Bir başka deyişle , biyofizik profil skorlaması; gebeliğin ultrason görüntülemesi ile NST bulgularının birlikte değerlendirmeleridir. Teşhiste tek bir yöntem yerine kombine olarak düşünülerek karar verilmelidir.
NST   "toko" adı verilen cihazla bebeğin kalp atışlarının seyrini, bebek hareketleriyle ve varsa kasılmalarla olan ilişkisini temel alarak bebeğin iyilik halini değerlendiren bir testtir. Doğum eylemi esnasında da aynı amaçlarla kullanılır.
NST özellikle anne adayının bebek hareketlerinde azalma olduğunu ifade ettiği durumlarla, kasılmaların varlığından şüphelenildiği anlarda kullanıldığında oldukça değerli bilgiler sağlar. Bu şekilde doğum eyleminin başlayıp başlamadığı, bebeğin içeride sıkıntıda olup olmadığı indirekt olarak anlaşılabilir.
Renkli doppler ultrasonu

ilerleyen gebelik haftalarında uterusa giden ana damarlardaki  ya da bebekle plasenta arasında göbek kordonu içerisindeki umbilikal arter, umbilikal ven ve bebeğin beyin damarlarındaki dalga şekillerindeki bozukluklar  bebekte hayati önem taşıyan plesantal yetmezliğin, gelişme geriliğinin  veya annede preeklampsinin belirteci olup  hayati önem taşımaktadır

Kan biyokimyası, Tam kan sayımı, Tam idrar tahlilleri, Hbs Ag, Anti Hbs, HCV, HIV, TORCH tetkikleri tekrarlanır. Doğum öncesi doğuma veya olası sezaryene hazırlık amacıyla bu testler tekrar gözden geçirilir.

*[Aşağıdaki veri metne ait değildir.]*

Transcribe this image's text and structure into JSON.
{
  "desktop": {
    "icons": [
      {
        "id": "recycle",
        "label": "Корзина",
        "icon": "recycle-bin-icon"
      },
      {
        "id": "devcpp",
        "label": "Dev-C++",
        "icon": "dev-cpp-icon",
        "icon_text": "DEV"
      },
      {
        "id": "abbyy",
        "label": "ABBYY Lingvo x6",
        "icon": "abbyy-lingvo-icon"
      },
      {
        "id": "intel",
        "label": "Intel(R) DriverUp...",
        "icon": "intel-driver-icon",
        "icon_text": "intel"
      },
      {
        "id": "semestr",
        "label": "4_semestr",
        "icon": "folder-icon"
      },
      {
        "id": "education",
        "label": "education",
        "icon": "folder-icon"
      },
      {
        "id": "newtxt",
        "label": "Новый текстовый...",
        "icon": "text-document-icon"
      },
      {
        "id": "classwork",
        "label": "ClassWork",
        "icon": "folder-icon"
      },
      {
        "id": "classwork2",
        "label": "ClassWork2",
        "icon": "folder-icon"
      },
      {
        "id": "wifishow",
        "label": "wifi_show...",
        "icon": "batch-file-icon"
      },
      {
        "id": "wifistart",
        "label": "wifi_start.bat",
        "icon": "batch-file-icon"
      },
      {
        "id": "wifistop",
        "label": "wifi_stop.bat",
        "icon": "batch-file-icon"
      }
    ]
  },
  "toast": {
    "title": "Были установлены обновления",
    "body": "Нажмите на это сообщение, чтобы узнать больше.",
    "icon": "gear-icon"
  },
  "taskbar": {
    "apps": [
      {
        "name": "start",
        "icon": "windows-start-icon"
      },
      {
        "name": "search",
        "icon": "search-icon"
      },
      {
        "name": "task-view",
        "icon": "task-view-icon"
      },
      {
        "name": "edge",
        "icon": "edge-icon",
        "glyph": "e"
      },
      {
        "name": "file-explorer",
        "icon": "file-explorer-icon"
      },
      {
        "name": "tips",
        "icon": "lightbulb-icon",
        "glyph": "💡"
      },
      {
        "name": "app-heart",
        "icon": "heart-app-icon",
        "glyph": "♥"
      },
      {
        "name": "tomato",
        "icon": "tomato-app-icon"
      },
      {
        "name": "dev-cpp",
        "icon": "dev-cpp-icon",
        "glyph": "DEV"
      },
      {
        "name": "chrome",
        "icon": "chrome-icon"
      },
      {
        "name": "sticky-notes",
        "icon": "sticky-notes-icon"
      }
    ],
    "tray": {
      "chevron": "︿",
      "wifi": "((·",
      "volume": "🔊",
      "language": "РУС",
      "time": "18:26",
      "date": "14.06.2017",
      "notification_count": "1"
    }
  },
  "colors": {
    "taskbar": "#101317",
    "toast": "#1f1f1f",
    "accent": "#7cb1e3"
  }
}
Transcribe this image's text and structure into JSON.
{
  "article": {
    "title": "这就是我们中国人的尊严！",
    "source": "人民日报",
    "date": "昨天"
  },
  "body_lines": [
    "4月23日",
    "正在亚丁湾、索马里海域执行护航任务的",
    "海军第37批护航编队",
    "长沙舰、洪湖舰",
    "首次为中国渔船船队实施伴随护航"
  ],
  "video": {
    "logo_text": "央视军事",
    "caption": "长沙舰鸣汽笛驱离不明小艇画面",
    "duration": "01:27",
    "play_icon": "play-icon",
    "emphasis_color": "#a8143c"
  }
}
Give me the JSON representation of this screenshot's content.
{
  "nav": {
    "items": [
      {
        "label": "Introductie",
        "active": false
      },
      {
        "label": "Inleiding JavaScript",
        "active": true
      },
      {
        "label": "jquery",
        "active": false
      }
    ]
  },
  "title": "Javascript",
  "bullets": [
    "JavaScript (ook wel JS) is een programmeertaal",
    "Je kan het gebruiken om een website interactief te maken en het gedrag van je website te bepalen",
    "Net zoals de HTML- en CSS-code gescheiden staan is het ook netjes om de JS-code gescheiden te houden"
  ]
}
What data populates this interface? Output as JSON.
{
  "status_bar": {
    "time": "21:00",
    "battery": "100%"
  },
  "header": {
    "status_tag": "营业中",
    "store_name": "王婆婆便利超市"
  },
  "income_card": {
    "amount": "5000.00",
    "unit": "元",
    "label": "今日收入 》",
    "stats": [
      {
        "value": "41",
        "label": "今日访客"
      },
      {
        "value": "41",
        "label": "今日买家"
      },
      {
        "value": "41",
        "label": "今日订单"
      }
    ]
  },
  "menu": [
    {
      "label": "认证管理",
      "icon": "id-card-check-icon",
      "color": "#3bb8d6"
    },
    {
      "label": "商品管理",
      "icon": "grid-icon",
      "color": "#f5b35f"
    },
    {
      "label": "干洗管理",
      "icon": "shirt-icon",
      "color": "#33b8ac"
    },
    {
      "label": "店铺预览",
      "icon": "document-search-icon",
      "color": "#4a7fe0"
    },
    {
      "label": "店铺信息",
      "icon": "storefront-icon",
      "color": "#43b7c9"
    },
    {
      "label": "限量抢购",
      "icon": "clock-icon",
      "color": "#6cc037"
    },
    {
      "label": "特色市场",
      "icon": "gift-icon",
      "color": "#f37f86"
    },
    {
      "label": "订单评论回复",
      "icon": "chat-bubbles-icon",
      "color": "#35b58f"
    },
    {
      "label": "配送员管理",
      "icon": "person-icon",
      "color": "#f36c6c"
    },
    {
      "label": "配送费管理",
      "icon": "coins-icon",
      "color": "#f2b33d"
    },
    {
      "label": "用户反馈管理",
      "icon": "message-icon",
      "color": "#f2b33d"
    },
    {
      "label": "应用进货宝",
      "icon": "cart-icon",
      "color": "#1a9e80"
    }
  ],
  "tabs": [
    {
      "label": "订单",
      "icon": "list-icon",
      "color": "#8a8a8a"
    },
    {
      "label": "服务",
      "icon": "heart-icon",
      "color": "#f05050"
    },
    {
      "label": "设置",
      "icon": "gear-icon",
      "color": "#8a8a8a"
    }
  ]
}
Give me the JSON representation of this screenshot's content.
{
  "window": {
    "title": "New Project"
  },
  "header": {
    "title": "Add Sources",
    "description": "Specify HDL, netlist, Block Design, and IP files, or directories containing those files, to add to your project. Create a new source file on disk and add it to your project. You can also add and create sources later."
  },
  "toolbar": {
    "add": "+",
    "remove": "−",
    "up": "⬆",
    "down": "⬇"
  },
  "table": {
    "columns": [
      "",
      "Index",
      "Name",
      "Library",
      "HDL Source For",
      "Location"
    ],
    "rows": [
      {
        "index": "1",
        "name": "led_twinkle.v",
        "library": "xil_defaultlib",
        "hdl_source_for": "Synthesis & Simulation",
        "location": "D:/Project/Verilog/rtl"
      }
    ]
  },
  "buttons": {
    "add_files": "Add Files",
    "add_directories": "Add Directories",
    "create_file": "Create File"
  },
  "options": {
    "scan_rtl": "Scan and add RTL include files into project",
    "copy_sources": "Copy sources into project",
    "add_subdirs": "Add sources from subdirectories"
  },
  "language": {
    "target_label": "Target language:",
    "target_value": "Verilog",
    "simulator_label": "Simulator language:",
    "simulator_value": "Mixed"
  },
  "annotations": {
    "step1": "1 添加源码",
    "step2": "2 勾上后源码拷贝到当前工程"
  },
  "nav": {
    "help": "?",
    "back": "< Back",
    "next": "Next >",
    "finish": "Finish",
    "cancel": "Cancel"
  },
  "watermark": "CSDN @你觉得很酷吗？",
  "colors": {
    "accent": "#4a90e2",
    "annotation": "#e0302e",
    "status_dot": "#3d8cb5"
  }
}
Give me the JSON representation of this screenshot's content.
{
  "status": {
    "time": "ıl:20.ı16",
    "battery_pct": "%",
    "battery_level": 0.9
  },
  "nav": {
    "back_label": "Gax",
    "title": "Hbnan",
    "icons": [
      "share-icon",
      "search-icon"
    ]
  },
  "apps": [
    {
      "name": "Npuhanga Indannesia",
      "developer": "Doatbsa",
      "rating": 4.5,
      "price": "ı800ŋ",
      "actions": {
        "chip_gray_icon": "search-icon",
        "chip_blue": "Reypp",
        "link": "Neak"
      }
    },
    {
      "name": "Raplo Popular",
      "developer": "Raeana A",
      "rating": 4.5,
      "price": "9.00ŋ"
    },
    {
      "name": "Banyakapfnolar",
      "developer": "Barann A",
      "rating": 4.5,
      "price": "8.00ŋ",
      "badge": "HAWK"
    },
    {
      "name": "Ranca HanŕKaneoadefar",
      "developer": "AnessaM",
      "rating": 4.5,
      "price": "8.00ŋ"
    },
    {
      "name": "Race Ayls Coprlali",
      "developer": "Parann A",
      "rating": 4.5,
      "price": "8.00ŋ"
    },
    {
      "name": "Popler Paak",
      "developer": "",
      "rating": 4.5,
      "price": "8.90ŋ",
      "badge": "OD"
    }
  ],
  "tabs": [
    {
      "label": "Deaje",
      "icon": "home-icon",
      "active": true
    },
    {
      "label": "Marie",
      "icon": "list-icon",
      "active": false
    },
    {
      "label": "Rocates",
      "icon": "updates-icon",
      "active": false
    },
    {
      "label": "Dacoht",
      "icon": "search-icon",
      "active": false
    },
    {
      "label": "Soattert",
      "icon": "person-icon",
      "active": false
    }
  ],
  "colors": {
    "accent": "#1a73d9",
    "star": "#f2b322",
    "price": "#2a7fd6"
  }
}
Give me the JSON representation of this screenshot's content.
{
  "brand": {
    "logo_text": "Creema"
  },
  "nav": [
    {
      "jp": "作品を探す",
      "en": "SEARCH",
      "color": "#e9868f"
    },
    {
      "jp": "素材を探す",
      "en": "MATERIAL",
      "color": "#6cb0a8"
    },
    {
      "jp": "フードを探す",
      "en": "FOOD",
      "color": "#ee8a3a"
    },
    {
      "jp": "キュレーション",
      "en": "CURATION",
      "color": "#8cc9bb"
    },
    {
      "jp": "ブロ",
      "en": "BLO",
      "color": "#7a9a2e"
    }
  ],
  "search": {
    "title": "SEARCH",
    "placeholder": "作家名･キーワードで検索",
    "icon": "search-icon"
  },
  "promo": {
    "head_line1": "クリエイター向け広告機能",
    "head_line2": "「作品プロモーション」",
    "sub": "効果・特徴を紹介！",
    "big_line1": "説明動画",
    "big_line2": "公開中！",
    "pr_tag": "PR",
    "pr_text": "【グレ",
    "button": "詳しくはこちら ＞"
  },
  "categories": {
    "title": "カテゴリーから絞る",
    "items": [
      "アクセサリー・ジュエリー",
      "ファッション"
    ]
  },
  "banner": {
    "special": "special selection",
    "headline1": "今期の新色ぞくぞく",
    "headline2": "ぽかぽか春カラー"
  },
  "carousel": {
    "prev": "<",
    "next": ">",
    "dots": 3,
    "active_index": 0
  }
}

39-42. haftalar arası izlem

NST ile USG 38-40. haftalar arası haftada bir, 40.haftadan sonra ise 3 günde bir uygulanması önerilir.


• Vajinal muayene (tuşe)
Vajinal (pelvik) muayene "tuşe" adını alır. Amaç kalça kemiğiyle (pelvis) ve rahim ağzının (cervix) değerlendirilmesidir. Bu şekilde pelvis girimi, kemik çıkıntılar, pelvis çatısı ayrıntılı  şekilde  değerlendirilir. Bunun yanısıra rahim ağzına (cerviks) da bakılır.

Doğum işaretleri konusunda gebe bilgilendirilir.
40. haftadan sonra ise gebenin doğuma kadar haftada iki kez değerlendirilmelidir.

42. haftaya kadar doğumu başlamayan gebeler ise hastaneye yatırılarak doğurtulmalıdır. Çünkü bu haftadan sonrası "Gün aşımı (Surmaturasyon, posterm)" gebeliği olarak değerlendirilir ve bebeğin içeride sıkıntıya girme riski oldukça artmıştır.
Unutulmamalıdırki  bu testler   gebeliğin sağlıklı olup olmadığının  değerlendirilmesinde  tek başına değil bütün olarak ele alındığında  anlamlıdır .A yrıca Her gebenin takibi kendine özgü olduğu düşünüldüğünde  saptanan  risk durumuna göre  testlerin öncelik durumu değişebileceği gibi daha detaylı  ve ileri tetkikler  de istenebilir.